The Barrow administration has told farmers that measures are being instituted to do a comprehensive transformation of the country’s agriculture in the context of the National Development plan (NDP 2018-2021).
Speaking at various meeting centers across the North Bank Region as part of the ongoing presidential nationwide tour, the Minister of Agriculture, Lamin N. Dibba, said the chronic problems of the country’s agricultural sector cannot be solved in piecemeal.
Rather, a comprehensive all-inclusive strategy that cuts across different sectors will deliver a sustainable solution to the said problem.
Addressing concerns raised by farmers about the availability and cost of fertilizers, Minister Dibba said government will subsidize the cost of fertilizer by almost 70 percent to ease timely access.
He announced that fifteen truckloads of fertilizers have already been dispatched for distribution to farmers. However, he was quick to warn farmers to be wary of middle men who would buy the fertilizers at subsidized price from the government and in turn resell the same to farmers at higher costs.
As part of the plan, the Hon. Ministers announced that the government would address the acute shortage of seeds and seedlings that farmers bemoaned at various places.
He said the government would augment seed banks across the country to ensure adequate supply of seeds for farmers to use during the farming season.
The Minister, however, urged the farmers to always put in place contingency measures that would ensure they never run out of seeds given that government may not be in a position to be providing seeds every year.
He called on the farmers to consult with agricultural extension service workers to pick out and reserve the best part of their harvest for use the following season. He warned that time would come when government seed supplies would only be limited to emergency situations such as crop failures.
Regarding the purchase of groundnuts, the minister said, going forward, the prices of groundnuts would be announced even before the harvest season starts while promising that the government would never venture into credit buying.
“Gambia has the right international muscle to bring investors that will purchase nuts for exports, or create local avenues to access funds to purchase from farmers,” he added.
He said it saddens the new government that despite such a big potential in agriculture, the country’s youths were on massive outflow to Europe due to lack of employment opportunities.
Dibba urges them to be steadfast and be ready to be active participants in the rebuilding of the country, take advantage of the new opportunities being created here.
Agriculture is considered the backbone of the Gambia’s economy, provides employment for 70 per cent of the population, exports and foreign exchange earnings for the economy and food security for the citizens. That is why the infrastructure projects such as road networks, tourism masterplan and other sectoral strategies being implemented by the government will become key to this agricultural development plan.

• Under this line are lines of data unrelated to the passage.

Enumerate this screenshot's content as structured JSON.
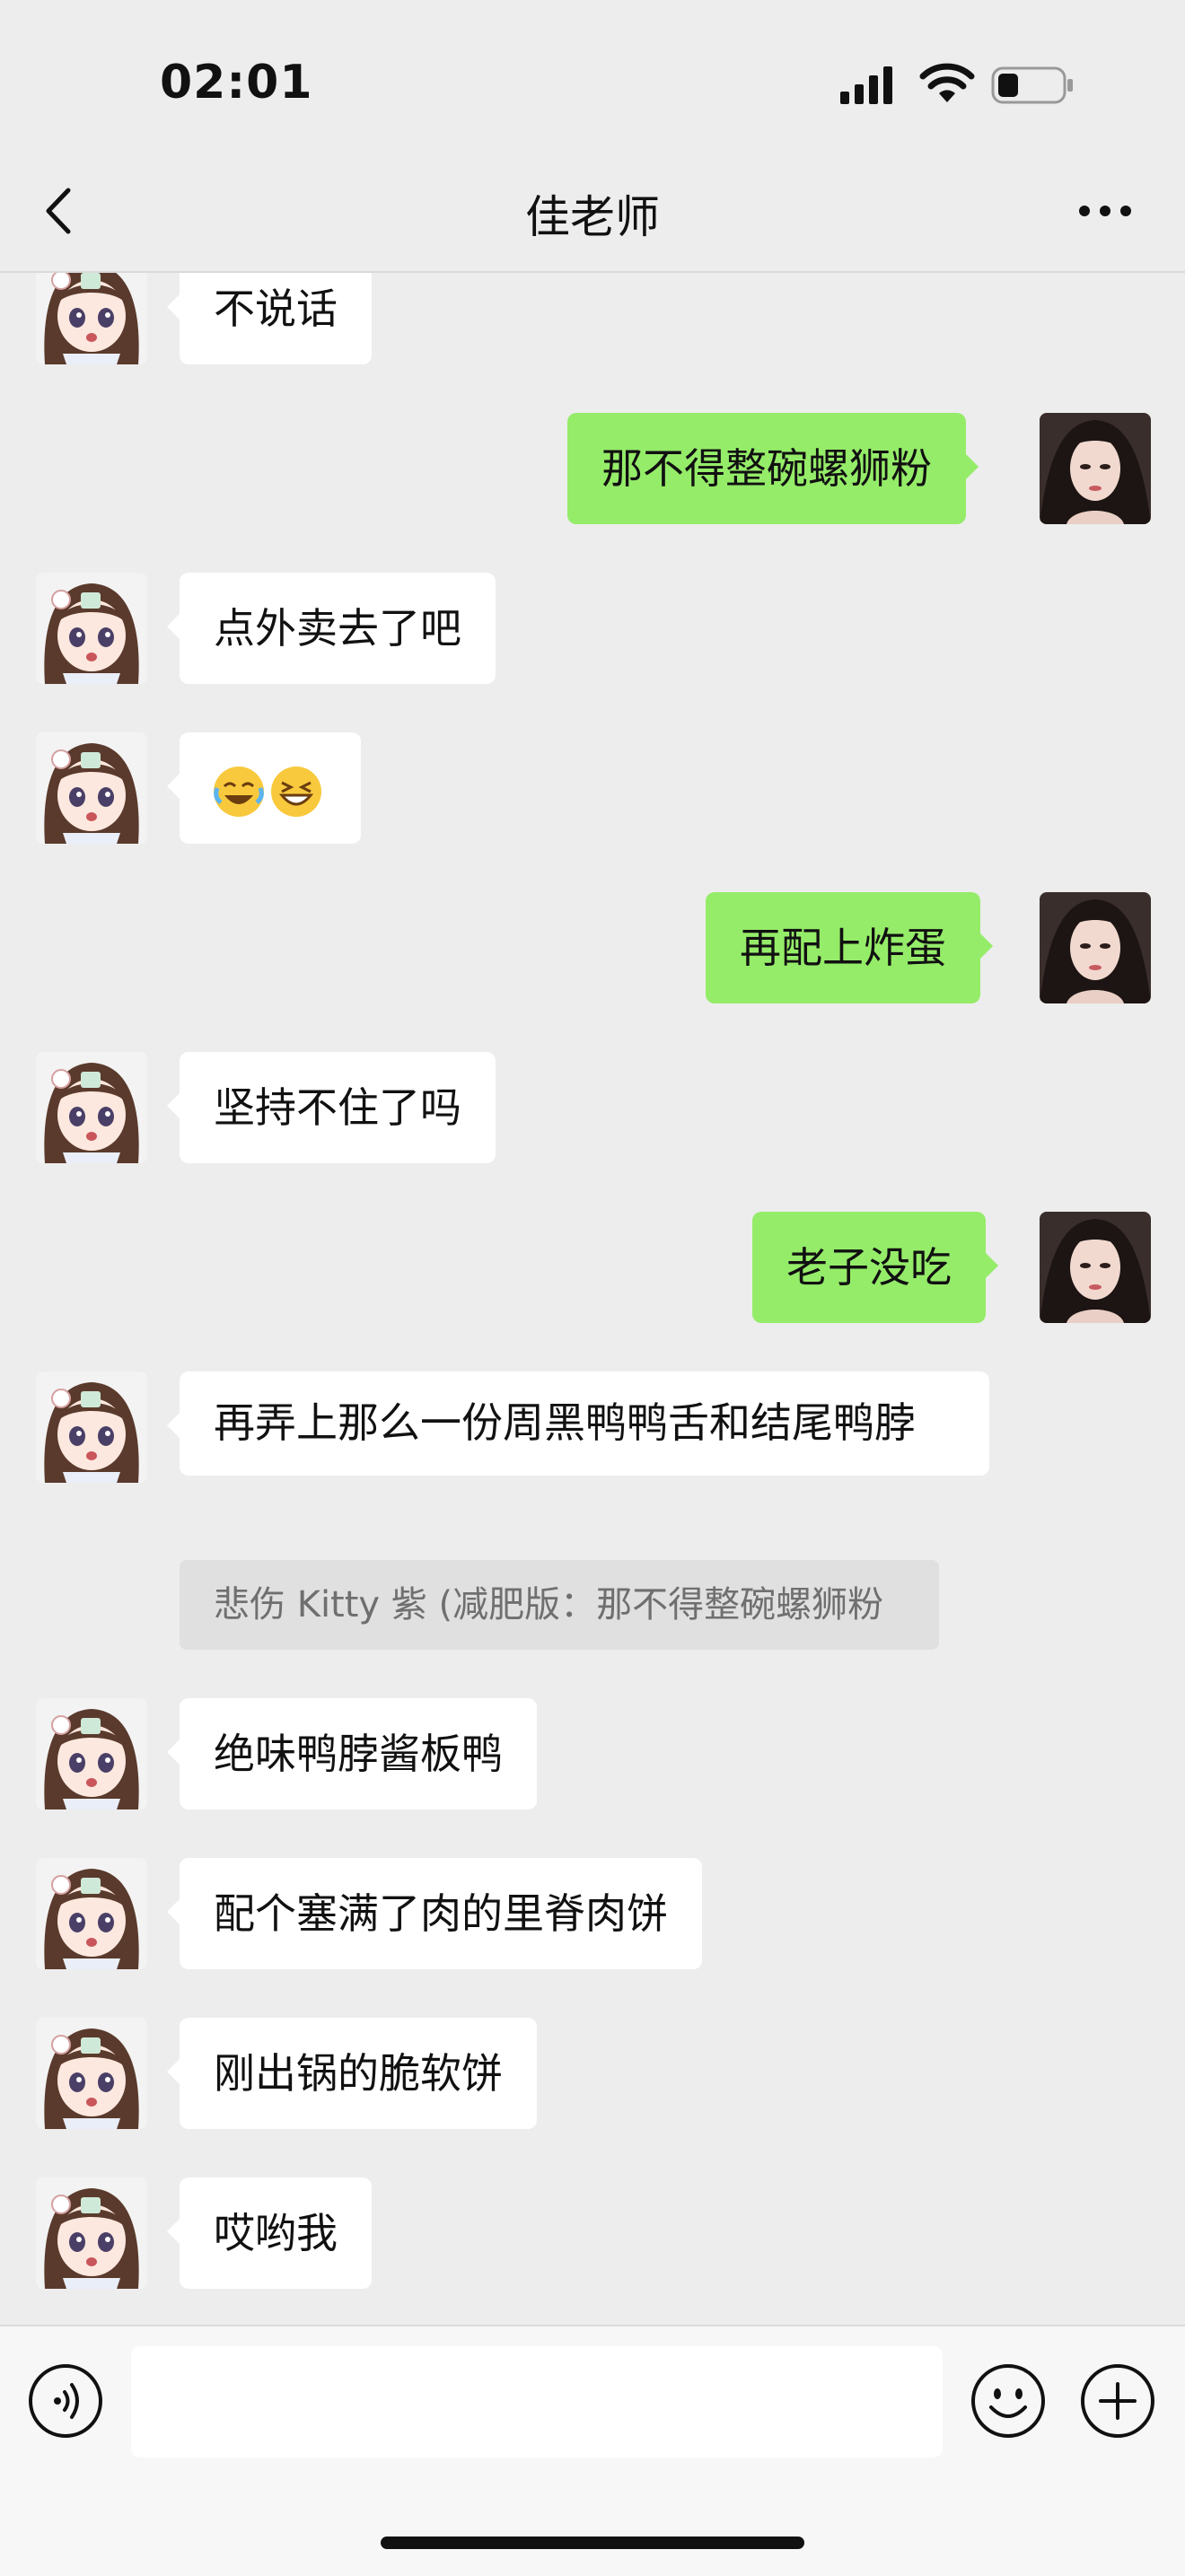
{
  "status": {
    "time": "02:01"
  },
  "nav": {
    "title": "佳老师"
  },
  "messages": {
    "m0": "不说话",
    "m1": "那不得整碗螺狮粉",
    "m2": "点外卖去了吧",
    "m3_emojis": [
      "face-with-tears-of-joy-icon",
      "grinning-squinting-face-icon"
    ],
    "m4": "再配上炸蛋",
    "m5": "坚持不住了吗",
    "m6": "老子没吃",
    "m7": "再弄上那么一份周黑鸭鸭舌和结尾鸭脖",
    "m7_quote": "悲伤 Kitty 紫 (减肥版：那不得整碗螺狮粉",
    "m8": "绝味鸭脖酱板鸭",
    "m9": "配个塞满了肉的里脊肉饼",
    "m10": "刚出锅的脆软饼",
    "m11": "哎哟我"
  },
  "input": {
    "value": "",
    "placeholder": ""
  },
  "colors": {
    "background": "#ededed",
    "sent_bubble": "#95ec69",
    "received_bubble": "#ffffff"
  }
}
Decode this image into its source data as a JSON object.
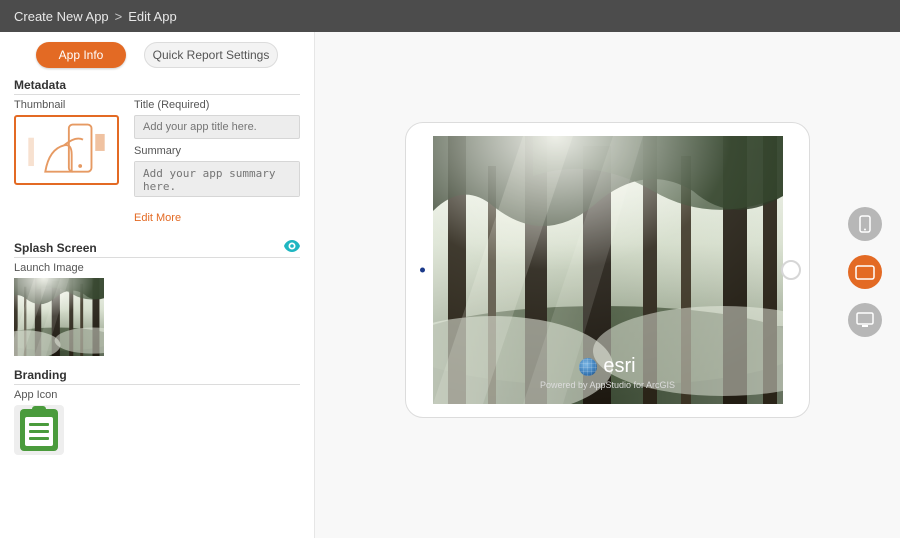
{
  "breadcrumb": {
    "root": "Create New App",
    "current": "Edit App"
  },
  "tabs": {
    "info": "App Info",
    "qr": "Quick Report Settings"
  },
  "metadata": {
    "section": "Metadata",
    "thumb_label": "Thumbnail",
    "title_label": "Title (Required)",
    "title_placeholder": "Add your app title here.",
    "summary_label": "Summary",
    "summary_placeholder": "Add your app summary here.",
    "edit_more": "Edit More"
  },
  "splash": {
    "section": "Splash Screen",
    "launch_label": "Launch Image"
  },
  "branding": {
    "section": "Branding",
    "icon_label": "App Icon"
  },
  "preview": {
    "logo_text": "esri",
    "tagline": "Powered by AppStudio for ArcGIS"
  },
  "device_rail": {
    "phone": "phone",
    "tablet": "tablet",
    "desktop": "desktop",
    "active": "tablet"
  }
}
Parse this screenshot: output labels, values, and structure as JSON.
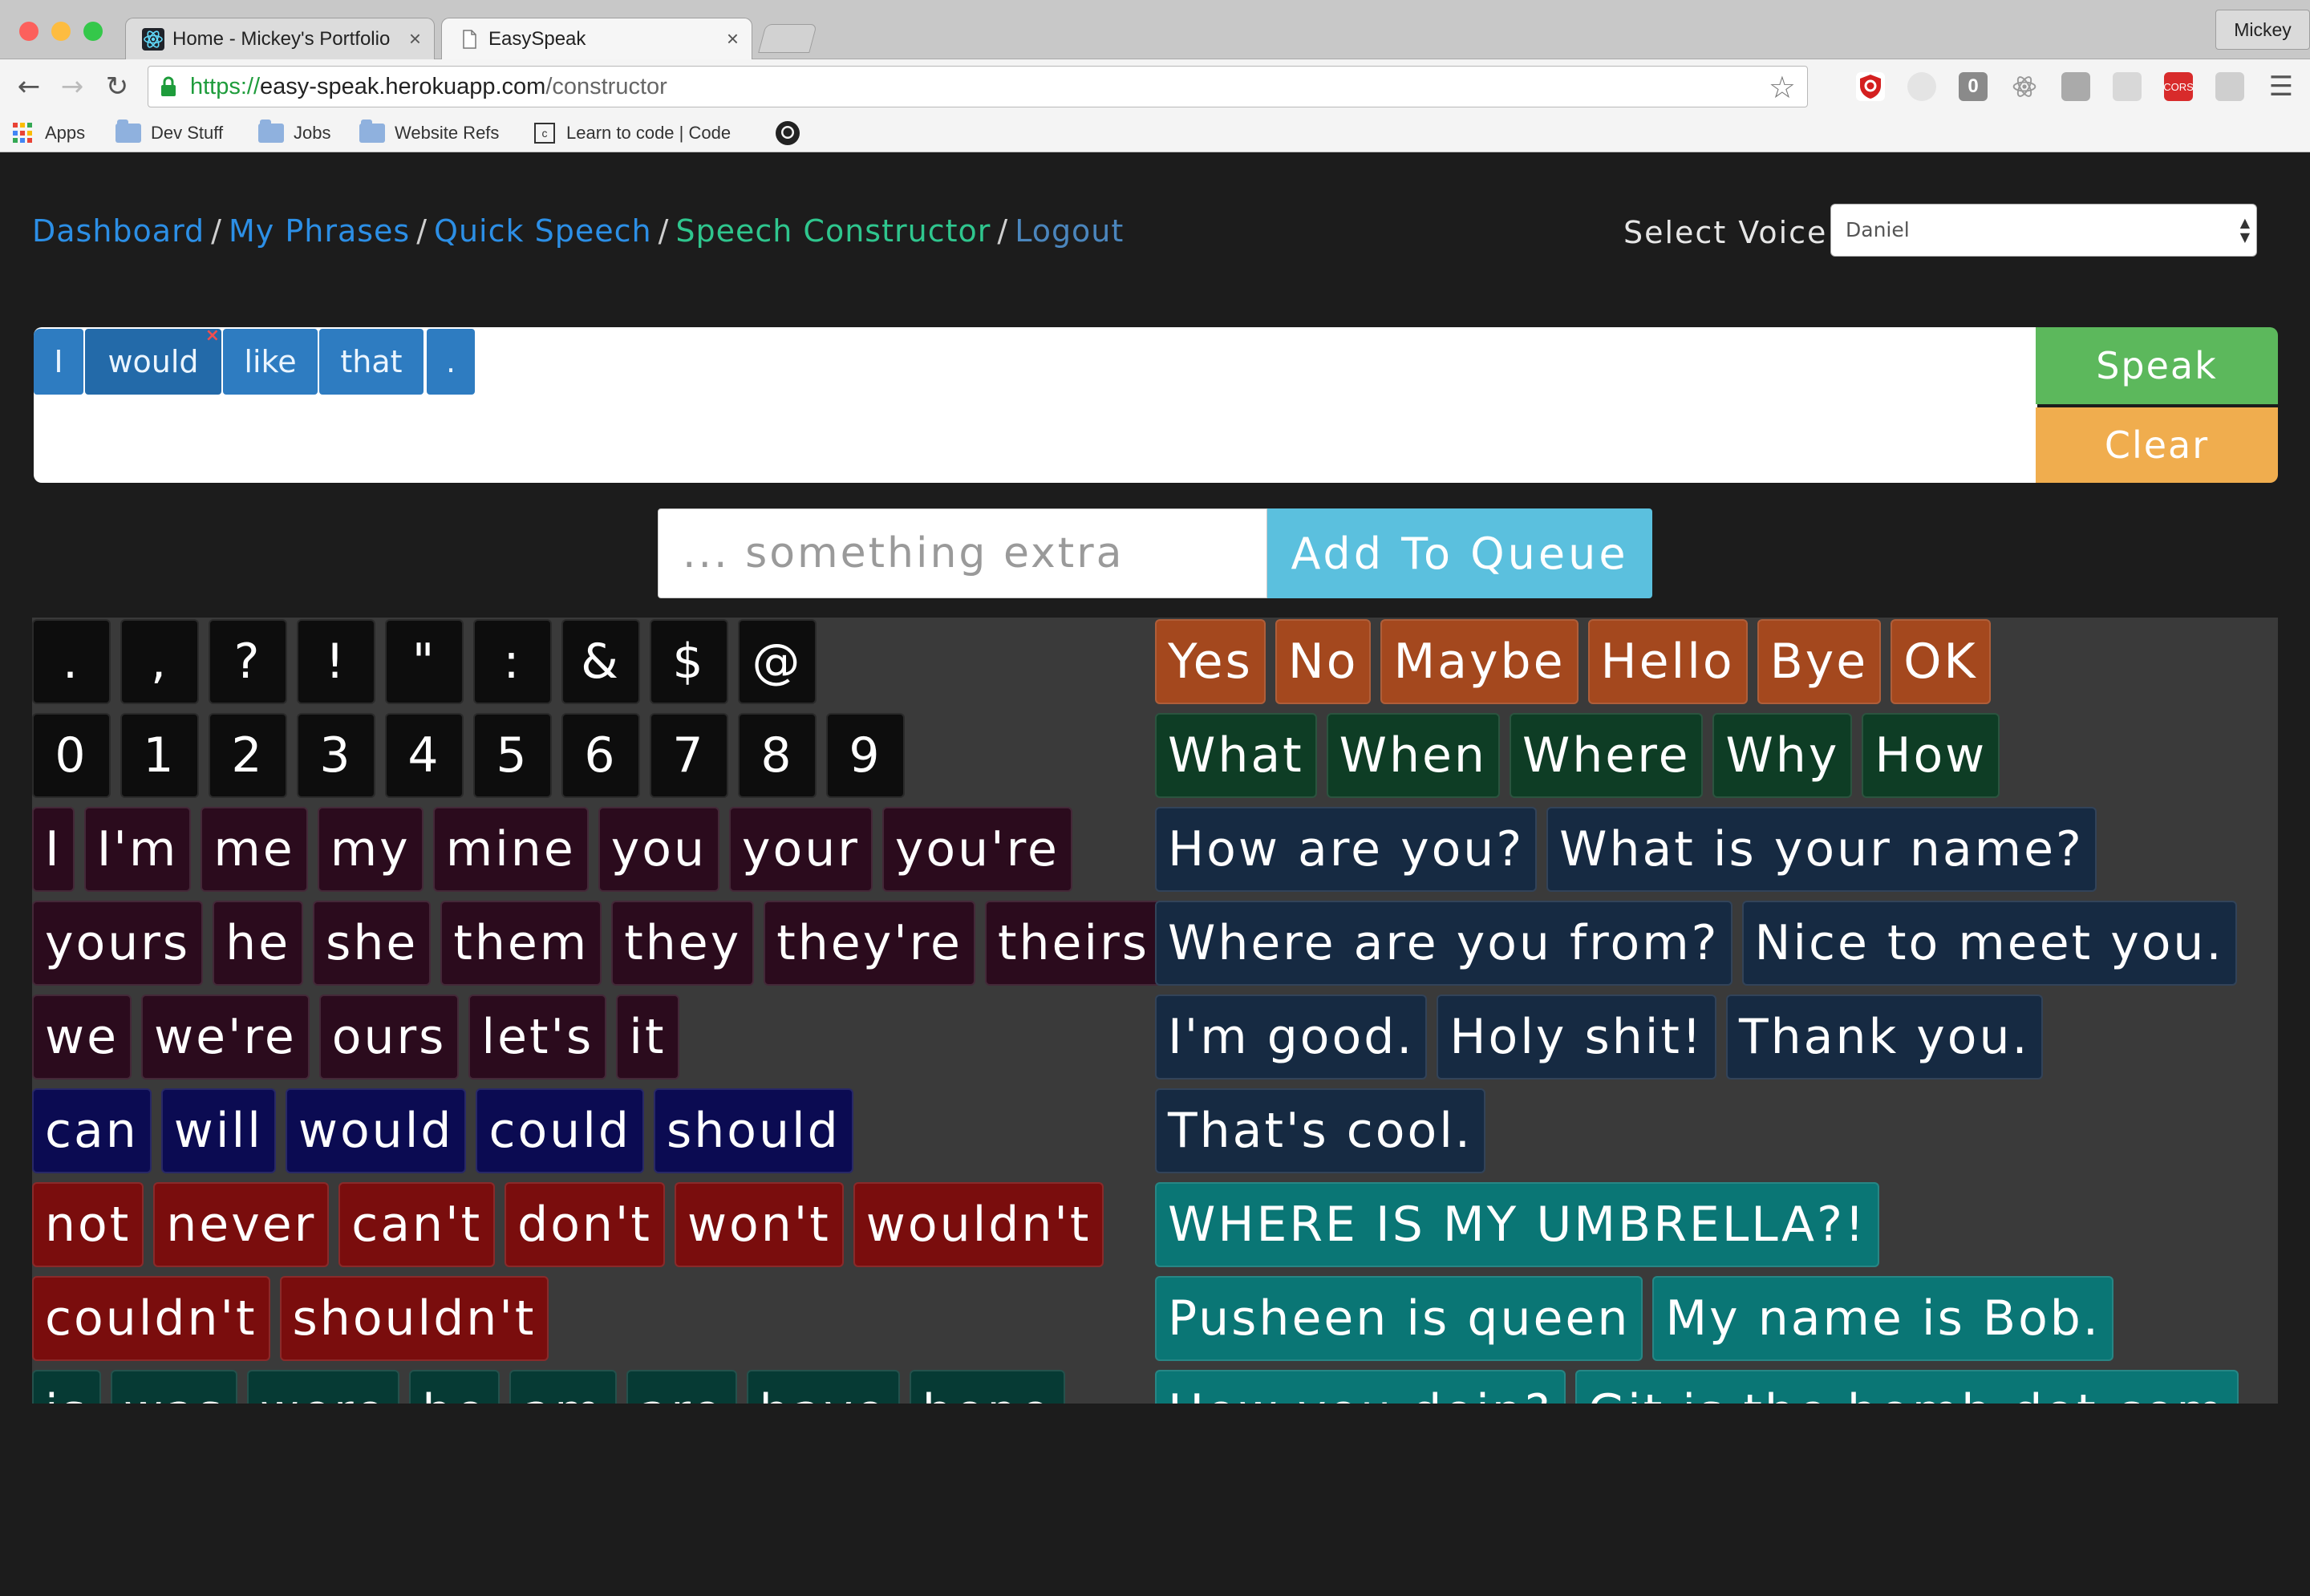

Hon. Dibba advanced that there is a greater nexus between agriculture and other sectors of development which is why the government is adopting an all-inclusive integrated approach to development.
He outlined that stable power supply that is expanding across the country would also be crucial in the agro-processing and agricultural value chain. He encouraged the farmers to view agriculture as a potential commercial venture where processing and packaging would be the end product of their produce.
The minister said agriculture is a great foreign exchange earner for the country and such, government will support industries that will boost its potential for maximum benefits to the country.
The tourism sector is also a good consumer of horticultural products such as tomato, cucumber, carrots, salad, green pepper and cabbage.
The same can be said of poultry and livestock products. The ministries of tourism and agriculture and drawing up an agreement to enable the producers supply the hotels directly. Such would reduce imports of the products that are grown here and create markets for the producers.
The agro-forestry sector is also given the utmost attention, the minister added.
He explained that some wild fruits that are growing in our forests are so appetizing and healthy for consumers that they would be processed into juices and other products that can also be sold in supermarkets.
In this way, products will be packaged, sold on supermarket shelves and consumed instead of just exporting as raw materials.